Vanity in an old man is charming. It is a proof of an open, nature. Eighty winters have not frozen him up, or taught him concealments. In a young person it is simply allowable; we do not expect him to be above it.
A mother is the best friend God ever gave.
There would not be so much harm in the giddy following the fashions, if somehow the wise could always set them.
It is the life of democracy to favor equality.
There is, indeed, no wild beast more to be dreaded than a communicative man having nothing to communicate.
In secluding himself too much from society, an author is in danger of losing that intimate acquaintance with life which is the only sure foundation of power in a writer.
Hope is the best part of our riches. What sufficeth it that we have the wealth of the Indies in our pockets, if we have not the hope of heaven in our souls?
He half retrieves a defeat who yields to it gracefully.
It is in vain that he seeks dominion abroad, who is not kingly at home.
The scope of an intellect is not to be measured with a tape-string, or a character deciphered from the shape or length of a nose.

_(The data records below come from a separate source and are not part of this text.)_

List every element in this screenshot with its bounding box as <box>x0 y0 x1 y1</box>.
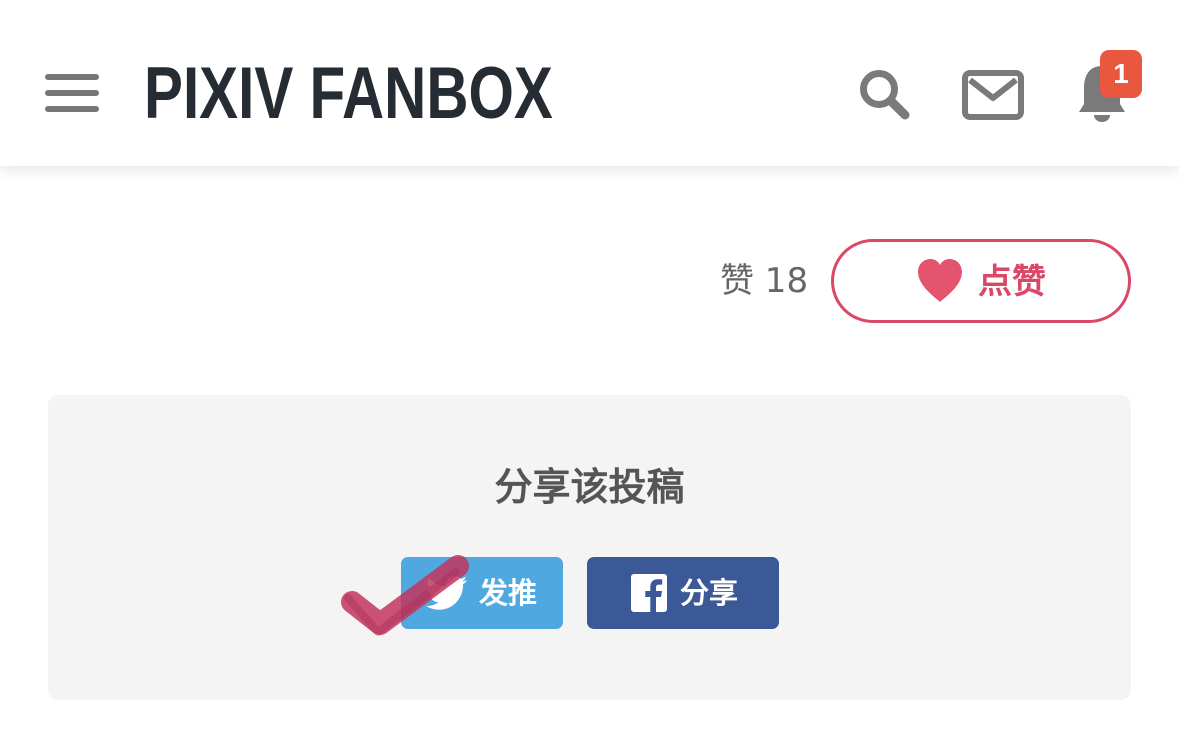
share-panel: 分享该投稿 发推 分享 <box>48 395 1131 700</box>
menu-button[interactable] <box>40 66 104 118</box>
like-count: 赞 18 <box>720 261 809 301</box>
twitter-share-button[interactable]: 发推 <box>401 557 563 629</box>
top-header: PIXIV FANBOX 1 <box>0 0 1179 166</box>
menu-icon <box>45 74 99 80</box>
twitter-bird-icon <box>427 576 467 610</box>
like-button-label: 点赞 <box>978 262 1046 302</box>
like-button[interactable]: 点赞 <box>831 239 1131 323</box>
site-logo[interactable]: PIXIV FANBOX <box>144 52 553 136</box>
menu-icon-bar <box>45 106 99 112</box>
facebook-share-button[interactable]: 分享 <box>587 557 779 629</box>
facebook-icon <box>631 574 667 612</box>
facebook-share-label: 分享 <box>680 576 739 610</box>
menu-icon-bar <box>45 90 99 96</box>
search-icon[interactable] <box>856 66 912 122</box>
notification-badge: 1 <box>1100 50 1142 98</box>
page: PIXIV FANBOX 1 赞 18 点赞 分享该投稿 发推 分享 <box>0 0 1179 739</box>
mail-icon[interactable] <box>962 70 1024 120</box>
heart-icon <box>918 259 962 302</box>
twitter-share-label: 发推 <box>479 576 538 610</box>
share-title: 分享该投稿 <box>494 465 685 509</box>
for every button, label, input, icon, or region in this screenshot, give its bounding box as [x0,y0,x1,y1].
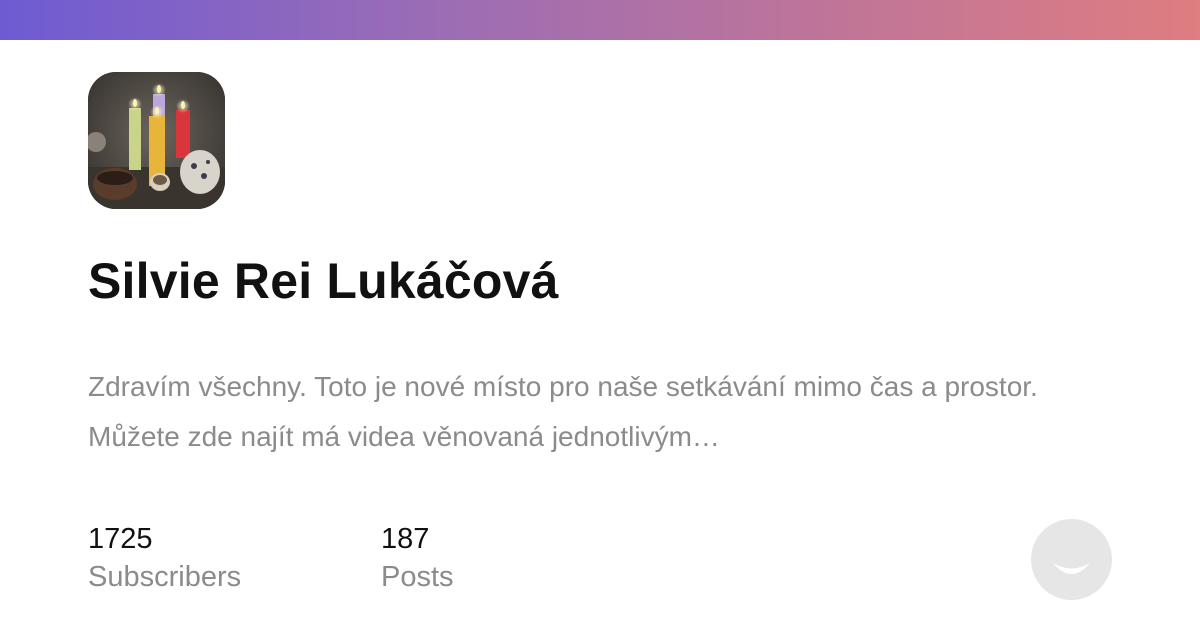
posts-label: Posts [381,561,454,593]
subscribers-label: Subscribers [88,561,242,593]
posts-count: 187 [381,523,430,555]
profile-description: Zdravím všechny. Toto je nové místo pro … [88,371,1038,452]
smiley-icon [1031,519,1112,600]
subscribers-stat: 1725 Subscribers [88,521,241,597]
profile-name: Silvie Rei Lukáčová [88,253,559,309]
profile-avatar [88,72,225,209]
brand-gradient-bar [0,0,1200,40]
candles-photo-icon [88,72,225,209]
subscribers-count: 1725 [88,523,153,555]
posts-stat: 187 Posts [381,521,454,597]
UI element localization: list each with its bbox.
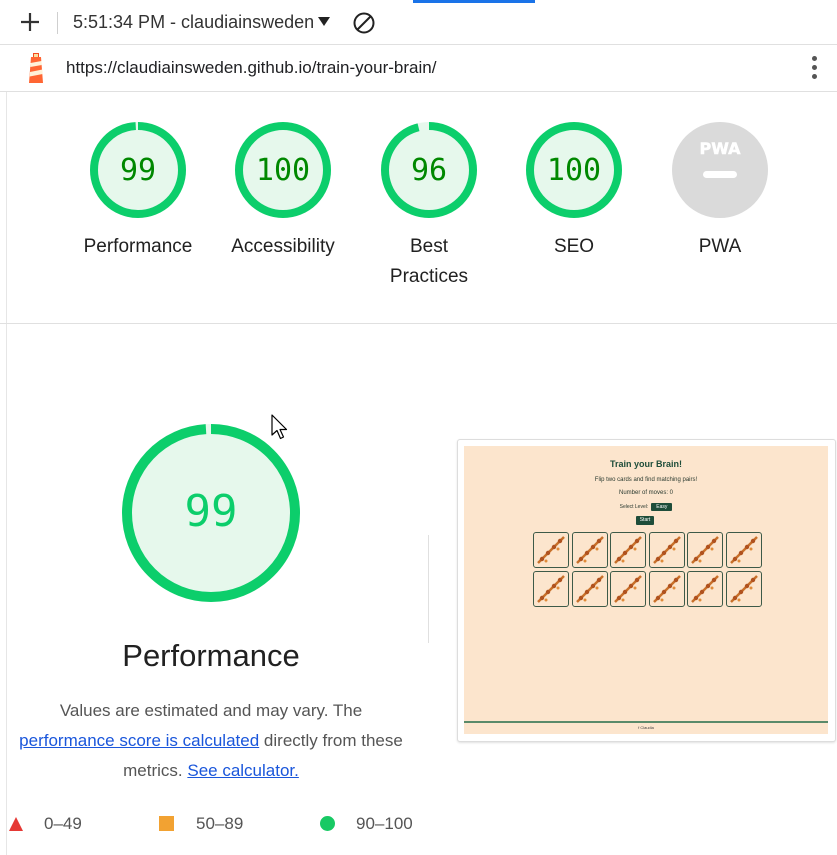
screenshot-card — [648, 571, 685, 607]
screenshot-card — [533, 532, 569, 568]
caret-down-icon[interactable] — [318, 17, 330, 26]
circle-icon — [320, 816, 335, 831]
screenshot-footer: f Claudia — [638, 725, 654, 730]
screenshot-card — [571, 571, 608, 607]
gauge-performance[interactable]: 99 Performance — [65, 120, 211, 262]
gauge-accessibility[interactable]: 100 Accessibility — [210, 120, 356, 262]
pwa-badge-text: PWA — [699, 139, 741, 158]
lighthouse-icon — [29, 53, 43, 83]
screenshot-page: Train your Brain! Flip two cards and fin… — [464, 446, 828, 734]
score-summary: 99 Performance 100 Accessibility 96 Best… — [0, 92, 837, 324]
screenshot-card — [648, 532, 685, 568]
performance-score: 99 — [185, 486, 238, 537]
screenshot-card — [687, 571, 723, 607]
gauge-ring: 100 — [235, 122, 331, 218]
screenshot-card-grid — [533, 532, 763, 612]
gauge-label: PWA — [698, 236, 742, 257]
audited-url: https://claudiainsweden.github.io/train-… — [66, 58, 437, 77]
square-icon — [159, 816, 174, 831]
active-tab-indicator — [413, 0, 535, 3]
block-icon[interactable] — [352, 11, 376, 35]
devtools-toolbar: 5:51:34 PM - claudiainsweden.github.io — [0, 0, 837, 45]
gauge-score: 100 — [256, 153, 310, 188]
screenshot-card — [725, 571, 762, 607]
report-url-bar: https://claudiainsweden.github.io/train-… — [0, 45, 837, 92]
gauge-label: Performance — [83, 236, 193, 257]
gauge-label: SEO — [553, 236, 595, 257]
gauge-score: 100 — [547, 153, 601, 188]
screenshot-footer-line — [464, 721, 828, 723]
pwa-badge-icon: PWA — [672, 122, 768, 218]
gauge-ring: 100 — [526, 122, 622, 218]
screenshot-card — [571, 532, 608, 568]
screenshot-level-select: Easy — [651, 503, 673, 511]
see-calculator-link[interactable]: See calculator. — [187, 761, 299, 780]
vertical-divider — [428, 535, 429, 643]
legend-pass: 90–100 — [356, 814, 413, 833]
mouse-cursor-icon — [271, 414, 288, 440]
screenshot-start-button: Start — [636, 516, 654, 525]
score-legend: 0–49 50–89 90–100 — [0, 810, 440, 840]
gauge-score: 96 — [411, 153, 447, 188]
screenshot-level: Select Level: Easy — [464, 503, 828, 511]
toolbar-separator — [57, 12, 58, 34]
gauge-label: Accessibility — [231, 236, 335, 257]
screenshot-subtitle: Flip two cards and find matching pairs! — [594, 477, 698, 483]
report-selector[interactable]: 5:51:34 PM - claudiainsweden.github.io — [73, 12, 313, 33]
screenshot-card — [533, 571, 569, 607]
gauge-best-practices[interactable]: 96 Best Practices — [356, 120, 502, 292]
screenshot-level-label: Select Level: — [619, 504, 649, 510]
screenshot-card — [610, 532, 646, 568]
performance-title: Performance — [122, 638, 300, 673]
final-screenshot[interactable]: Train your Brain! Flip two cards and fin… — [457, 439, 836, 742]
kebab-menu-icon[interactable] — [806, 55, 822, 81]
legend-fail: 0–49 — [44, 814, 82, 833]
gauge-ring: 96 — [381, 122, 477, 218]
triangle-icon — [9, 817, 23, 831]
score-calculated-link[interactable]: performance score is calculated — [19, 731, 259, 750]
performance-gauge-large: 99 — [122, 424, 300, 602]
plus-icon[interactable] — [18, 10, 42, 34]
screenshot-card — [725, 532, 762, 568]
gauge-score: 99 — [120, 153, 156, 188]
gauge-seo[interactable]: 100 SEO — [501, 120, 647, 262]
performance-description: Values are estimated and may vary. The p… — [0, 696, 422, 786]
screenshot-title: Train your Brain! — [609, 459, 682, 469]
gauge-label: Best Practices — [389, 236, 469, 287]
legend-average: 50–89 — [196, 814, 244, 833]
desc-text-1: Values are estimated and may vary. The — [59, 701, 363, 720]
screenshot-moves: Number of moves: 0 — [618, 490, 674, 496]
gauge-ring: 99 — [90, 122, 186, 218]
screenshot-card — [687, 532, 723, 568]
screenshot-card — [610, 571, 646, 607]
gauge-pwa[interactable]: PWA PWA — [647, 120, 793, 262]
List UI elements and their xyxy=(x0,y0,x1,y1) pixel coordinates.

Repose without stagnation is the state most favorable to happiness. "The great felicity of life," says Seneca, "is to be without perturbations.
Truth comes to us from the past, as gold is washed down from the mountains of Sierra Nevada, in minute but precious particles, and intermixed with infinite alloy, the debris of the centuries.
The opinions of the misanthropical rest upon this very partial basis, that they adopt the bad faith of a few as evidence of the worthlessness of all.
There are ceremonious bows that repel one like a cudgel.
Tis but a short journey across the isthmus of Now.
Intellectually, as politically, the direction of all true progress is towards greater freedom, and along an endless succession of ideas.
Neither love nor ambition, as it has often been shown, can brook a division of its empire in the heart.
Loss of sincerity is loss of vital power.
"There is nothing," says a correspondent of the New York Times, "which the business world discards as unpractical and useless so much as the quiet, thinking scholar. But this is the man who makes revolutions. Politicians are mere puppets in the hands of men of thought.
Melancholy sees the worst of things, things as they may be, and not as they are. It looks upon a beautiful face, and sees but a grinning skull.
Mortal beauty stings while it delights.
The first step toward greatness is to be honest, says the proverb; but the proverb fails to state the case strong enough. Honesty is not only "the first step toward greatness," - it is greatness itself.
He has but one great fear that fears to do wrong.
There are none so low but they have their triumphs. Small successes suffice for small souls.
Can that which is the greatest virtue in philosophy, doubt (called by Galileo the father of invention), be in religion what the priests term it, the greatest of sins?